«Il tiramisù? Made in Friuli.» Ma il Veneto non si rassegna

UDINE. Il tiramisù, il dolce italiano più famoso del mondo, capace di calamitare un giro di affari di molti milioni di euro, è nato in Friuli Venezia Giulia. E ci sono le prove, nero su bianco.
Lo certifica, con tanto di documenti e ricette originali, il libro dal titolo “Tiramisù, storia, curiosità, interpretazioni del dolce italiano più amato” edito da Giunti e oggi in presentazione al Salone di Torino, scritto da Gigi e Clara Padovani, esperti di eno gastronomia e tradizioni culinarie.
Il volume, alla vigilia del suo “debutto” ufficiale ha però già suscitato un vespaio di polemiche. Perchè il Veneto non ci sta e rivendica, con un comunicato ufficiale firmato dal presidente Luca Zaia, la paternità del dolce. «La sua trevigianità non si tocca - sbotta Zaia -. Se altri hanno copiato hanno fatto bene, perchè è il più buono».
Ma in realtà a copiare, stando alle ricerche dei coniugi Padovani, durate più di due anni, non è certo il Friuli. Perchè il nome “Tirime sù” è stato coniato nel lontano 1935 da Mario Cosolo, storico titolare della locanda “Al Vetturino” di Pieris, a pochi passi dal ponte sull’Isonzo.
Cosolo aveva abbinato quella dicitura alla sua prelibata coppa, i cui ingredienti però - limone, panna liquida, marsala e cacao amaro - non erano gli stessi del tiramisù classico con mascarpone, biscotti savoiardi e caffè. Insomma Cosolo fu un antesignano, ma sui generis.

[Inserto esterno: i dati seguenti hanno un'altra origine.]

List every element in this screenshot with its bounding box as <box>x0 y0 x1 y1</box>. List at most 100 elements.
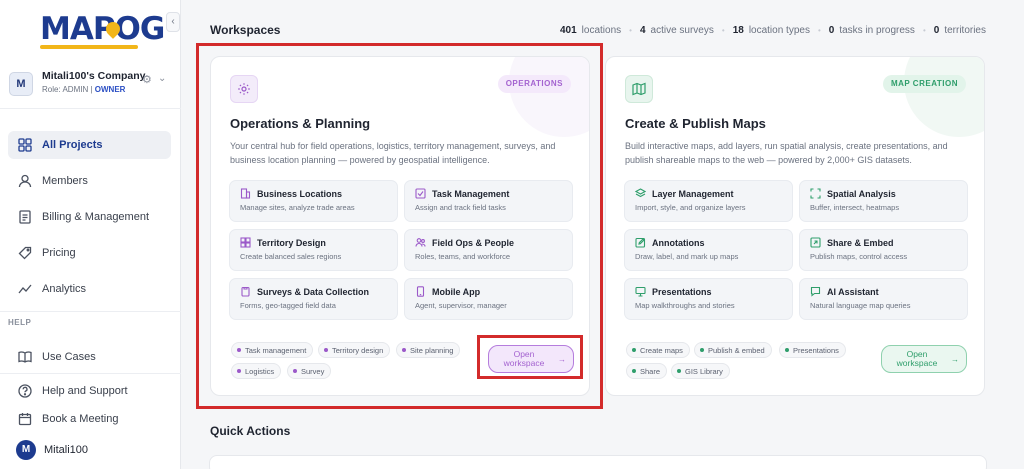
mapog-logo[interactable]: MAPOG <box>40 12 165 49</box>
company-avatar: M <box>9 72 33 96</box>
trend-icon <box>17 281 33 297</box>
gear-icon[interactable]: ⚙ <box>142 73 152 86</box>
sidebar-item-label: Billing & Management <box>42 211 150 223</box>
avatar[interactable]: M <box>16 440 36 460</box>
tag-territory-design: Territory design <box>318 342 391 358</box>
sidebar-item-label: Use Cases <box>42 351 96 363</box>
sidebar-item-use-cases[interactable]: Use Cases <box>8 343 171 371</box>
stat-territories: 0 territories <box>933 25 986 36</box>
feature-layer-management[interactable]: Layer Management Import, style, and orga… <box>624 180 793 222</box>
sidebar-item-label: Help and Support <box>42 385 128 397</box>
sidebar-item-help-support[interactable]: Help and Support <box>8 377 171 405</box>
share-icon <box>810 237 821 248</box>
tag-survey: Survey <box>287 363 332 379</box>
feature-presentations[interactable]: Presentations Map walkthroughs and stori… <box>624 278 793 320</box>
sidebar-item-pricing[interactable]: Pricing <box>8 239 171 267</box>
tag-publish-embed: Publish & embed <box>694 342 772 358</box>
help-section-label: HELP <box>8 318 32 327</box>
page-title: Workspaces <box>210 23 281 37</box>
card-description: Build interactive maps, add layers, run … <box>625 141 948 165</box>
feature-business-locations[interactable]: Business Locations Manage sites, analyze… <box>229 180 398 222</box>
tag-share: Share <box>626 363 668 379</box>
card-title: Create & Publish Maps <box>625 116 766 131</box>
feature-share-embed[interactable]: Share & Embed Publish maps, control acce… <box>799 229 968 271</box>
sidebar-item-label: Pricing <box>42 247 76 259</box>
logo-text: MAPOG <box>40 11 165 47</box>
card-decoration <box>904 57 984 137</box>
user-icon <box>17 173 33 189</box>
grid-icon <box>240 237 251 248</box>
stat-tasks-in-progress: 0 tasks in progress <box>828 25 915 36</box>
edit-icon <box>635 237 646 248</box>
phone-icon <box>415 286 426 297</box>
open-workspace-button[interactable]: Open workspace → <box>881 345 967 373</box>
card-badge: MAP CREATION <box>882 75 966 93</box>
stat-active-surveys: 4 active surveys <box>639 25 714 36</box>
tag-gis-library: GIS Library <box>671 363 730 379</box>
people-icon <box>415 237 426 248</box>
workspace-card-maps[interactable]: MAP CREATION Create & Publish Maps Build… <box>605 56 985 396</box>
owner-label: OWNER <box>94 85 126 94</box>
feature-territory-design[interactable]: Territory Design Create balanced sales r… <box>229 229 398 271</box>
sidebar-item-members[interactable]: Members <box>8 167 171 195</box>
card-decoration <box>509 57 589 137</box>
arrow-right-icon: → <box>558 354 566 364</box>
checkbox-icon <box>415 188 426 199</box>
scan-icon <box>810 188 821 199</box>
sidebar-item-billing[interactable]: Billing & Management <box>8 203 171 231</box>
user-name[interactable]: Mitali100 <box>44 444 88 456</box>
divider <box>0 373 181 374</box>
sidebar-item-label: Members <box>42 175 88 187</box>
sidebar-item-all-projects[interactable]: All Projects <box>8 131 171 159</box>
tag-icon <box>17 245 33 261</box>
card-badge: OPERATIONS <box>497 75 571 93</box>
feature-spatial-analysis[interactable]: Spatial Analysis Buffer, intersect, heat… <box>799 180 968 222</box>
company-name: Mitali100's Company <box>42 70 146 82</box>
feature-surveys[interactable]: Surveys & Data Collection Forms, geo-tag… <box>229 278 398 320</box>
tag-site-planning: Site planning <box>396 342 461 358</box>
tag-create-maps: Create maps <box>626 342 690 358</box>
map-icon <box>625 75 653 103</box>
sidebar-item-analytics[interactable]: Analytics <box>8 275 171 303</box>
layers-icon <box>635 188 646 199</box>
quick-actions-title: Quick Actions <box>210 424 291 438</box>
question-icon <box>17 383 33 399</box>
collapse-sidebar-button[interactable]: ‹ <box>166 12 180 32</box>
feature-ai-assistant[interactable]: AI Assistant Natural language map querie… <box>799 278 968 320</box>
building-icon <box>240 188 251 199</box>
logo-underline <box>40 45 138 49</box>
feature-mobile-app[interactable]: Mobile App Agent, supervisor, manager <box>404 278 573 320</box>
company-role: Role: ADMIN | OWNER <box>42 85 126 94</box>
tag-presentations: Presentations <box>779 342 846 358</box>
sidebar-item-label: All Projects <box>42 139 103 151</box>
monitor-icon <box>635 286 646 297</box>
open-workspace-button[interactable]: Open workspace → <box>488 345 574 373</box>
feature-field-ops[interactable]: Field Ops & People Roles, teams, and wor… <box>404 229 573 271</box>
card-title: Operations & Planning <box>230 116 371 131</box>
card-description: Your central hub for field operations, l… <box>230 141 556 165</box>
document-icon <box>17 209 33 225</box>
clipboard-icon <box>240 286 251 297</box>
stat-location-types: 18 location types <box>732 25 810 36</box>
sidebar-item-label: Analytics <box>42 283 87 295</box>
feature-annotations[interactable]: Annotations Draw, label, and mark up map… <box>624 229 793 271</box>
arrow-right-icon: → <box>951 354 959 364</box>
workspace-stats: 401 locations • 4 active surveys • 18 locat… <box>560 25 986 36</box>
calendar-icon <box>17 411 33 427</box>
separator-dot: • <box>922 26 926 35</box>
separator-dot: • <box>817 26 821 35</box>
tag-task-management: Task management <box>231 342 314 358</box>
stat-locations: 401 locations <box>559 25 622 36</box>
chevron-down-icon[interactable]: ⌄ <box>158 73 166 84</box>
book-icon <box>17 349 33 365</box>
divider <box>0 108 181 109</box>
grid-icon <box>17 137 33 153</box>
feature-task-management[interactable]: Task Management Assign and track field t… <box>404 180 573 222</box>
separator-dot: • <box>629 26 632 35</box>
quick-actions-panel <box>209 455 987 469</box>
workspace-card-operations[interactable]: OPERATIONS Operations & Planning Your ce… <box>210 56 590 396</box>
gear-icon <box>230 75 258 103</box>
divider <box>0 311 181 312</box>
company-switcher[interactable]: M Mitali100's Company Role: ADMIN | OWNE… <box>8 64 176 104</box>
sidebar-item-book-meeting[interactable]: Book a Meeting <box>8 405 171 433</box>
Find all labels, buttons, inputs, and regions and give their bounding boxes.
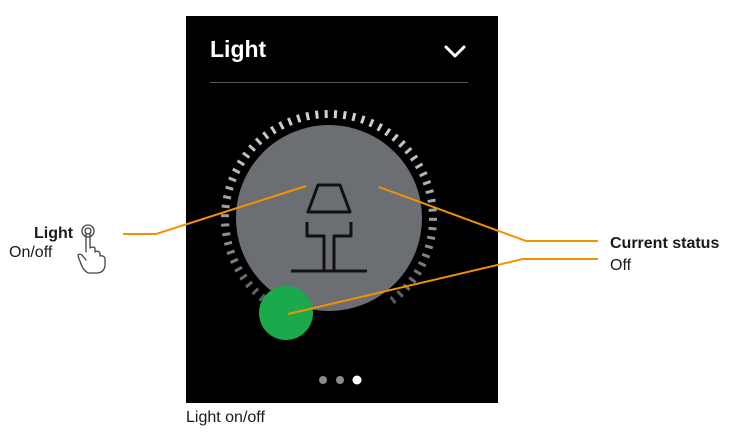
dial-tick: [314, 110, 319, 119]
dial-tick: [296, 114, 302, 123]
dial-tick: [239, 273, 248, 281]
dial-tick: [422, 180, 432, 186]
dial-tick: [428, 226, 437, 231]
dial-tick: [269, 125, 277, 135]
dial-tick: [222, 194, 232, 200]
dial-tick: [409, 154, 419, 162]
dial-tick: [396, 289, 404, 298]
left-callout-subtitle: On/off: [9, 244, 53, 261]
dial-tick: [234, 265, 243, 273]
page-dot-3[interactable]: [352, 375, 362, 385]
dial-tick: [421, 252, 431, 259]
dial-tick: [419, 171, 428, 178]
dial-tick: [228, 176, 237, 183]
dial-tick: [384, 127, 392, 137]
light-panel: Light: [186, 16, 498, 403]
dial-tick: [236, 159, 246, 167]
dial-knob[interactable]: [236, 125, 422, 311]
dial-tick: [426, 235, 436, 241]
touch-hand-icon: [77, 224, 106, 274]
dial-tick: [232, 167, 241, 175]
figure-caption: Light on/off: [186, 409, 265, 426]
dial-tick: [225, 185, 234, 191]
dial-tick: [391, 133, 399, 142]
dial-tick: [278, 121, 285, 130]
dial-tick: [223, 240, 233, 246]
dial-tick: [221, 223, 230, 227]
dial-tick: [376, 122, 383, 132]
status-indicator: [259, 286, 313, 340]
dial-tick: [342, 111, 347, 120]
dial-tick: [428, 208, 437, 212]
dial-tick: [389, 295, 397, 305]
dial-tick: [254, 137, 263, 146]
dial-tick: [413, 268, 422, 276]
dial-tick: [402, 283, 411, 292]
dial-tick: [262, 131, 270, 140]
dial-tick: [404, 147, 413, 155]
current-status-value: Off: [610, 257, 632, 274]
dial-tick: [360, 115, 366, 124]
current-status-label: Current status: [610, 235, 720, 252]
dial-tick: [398, 140, 406, 148]
dial-tick: [226, 249, 236, 255]
dial-tick: [222, 232, 231, 237]
page-indicator[interactable]: [319, 375, 362, 385]
dial-tick: [425, 189, 434, 195]
dial-tick: [229, 257, 239, 264]
dial-tick: [287, 117, 293, 126]
page-dot-2[interactable]: [336, 376, 344, 384]
light-dial[interactable]: [186, 16, 498, 403]
dial-tick: [242, 151, 251, 159]
left-callout-title: Light: [34, 225, 74, 242]
page-dot-1[interactable]: [319, 376, 327, 384]
dial-tick: [221, 204, 230, 209]
dial-tick: [424, 244, 434, 250]
dial-tick: [351, 112, 357, 122]
dial-tick: [427, 198, 436, 203]
dial-tick: [417, 261, 427, 268]
dial-tick: [414, 162, 424, 170]
dial-tick: [368, 118, 375, 128]
dial-tick: [305, 111, 310, 121]
dial-tick: [248, 144, 257, 152]
dial-tick: [245, 280, 254, 289]
dial-tick: [408, 276, 417, 284]
dial-tick: [251, 287, 260, 296]
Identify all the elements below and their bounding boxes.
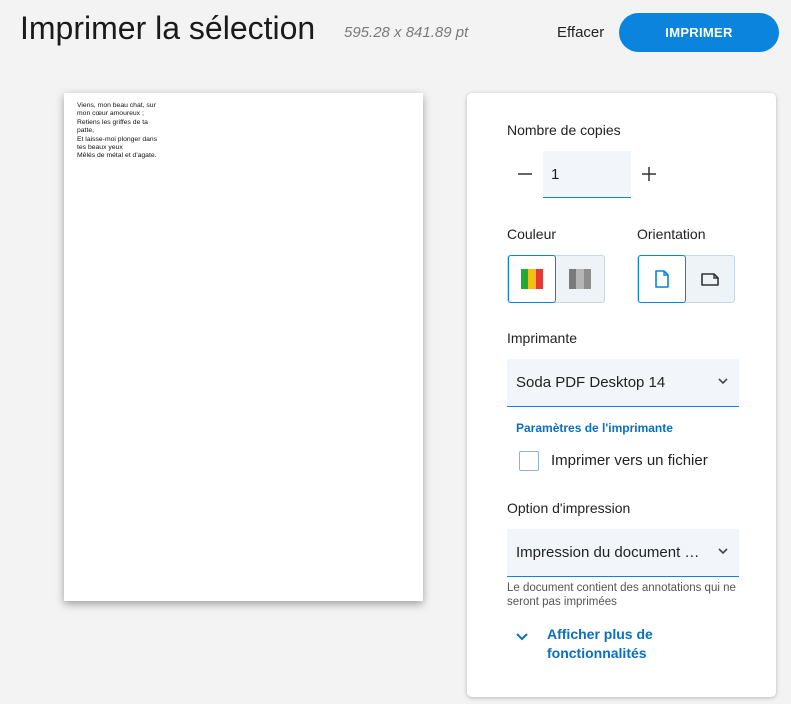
page-title: Imprimer la sélection [20,10,316,46]
printer-select[interactable]: Soda PDF Desktop 14 [507,359,739,407]
plus-icon [642,167,656,181]
printer-label: Imprimante [507,330,578,346]
print-option-select[interactable]: Impression du document et annotations [507,529,739,577]
landscape-option[interactable] [686,256,734,302]
chevron-down-icon [718,548,728,555]
orientation-label: Orientation [637,226,706,242]
preview-text: Viens, mon beau chat, sur mon cœur amour… [77,102,173,161]
preview-line: patte, [77,127,95,135]
preview-line: Retiens les griffes de ta [77,118,148,126]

Però a metà degli anni Cinquanta fu una donna carnica, Norma Pielli Del Fabbro del ristorante “Al Roma” di Tolmezzo, a inventare quello che sarebbe diventato, molti decenni dopo, un vero e proprio culto. E nel libro di Padovani è stata riportata, per la prima volta, la ricetta originale e unica, scritta a mano con inchiostro blu su una carta a righe ingiallita.
«Fare un buon caffè - si legge nel documento -, sbattere due tuorla d’uovo con un etto e mezzo di zucchero, aggiungere un etto e mezzo di mascarpone». E poi le indicazioni su come inzuppare i savoiardi, adagiarli in una pirofila, ricoprire con la crema e mettere in frigo per 12 ore.
«Al Roma questo dolce veniva servito alla fine degli anni Cinquanta - dice l’autore del volume che vuole fare chiarezza sulla disfida -. Ma per dissipare gli ultimi dubbi ho ritrovato il menù per il concorso Piatto d’Oro e Accademia della cucina di Udine del 27 novembre 1965 dove alla voce dolci c’è scritto “Tirimi-sù”, almeno cinque anni prima della effettiva rivendicazione di Ada Campeol e del cuoco Paolo Linguanotto delle Beccherie di Treviso. Ecco se vogliamo dare un merito ai veneti possiamo dire che sono stati loro a “codificare” la ricetta. Ma il dolce nasce tra Pieris e Tolmezzo».
La sentenza ha fatto infuriare il governatore Zaia che non ha esitato a prendere carta e penna. «Non è la prima volta - dice - che si tenta di “scippare” a Treviso questa eccellenza e non sarà l’ultima. In tutti i settori il meglio viene “clonato”». Effettivamente, viste le dimensioni mondiali del successo (in Cina la parola italiana più conosciuta è proprio tiramisù) appiccicare il “marchio” Fvg al dolce farebbe lievitare un bel giro d’affari. «Il Friuli potrebbe creare un festival dedicato - suggerisce Padovani - sulla falsariga del cous cous in Sicilia. Sarebbe una iniziativa identitaria di grande impatto».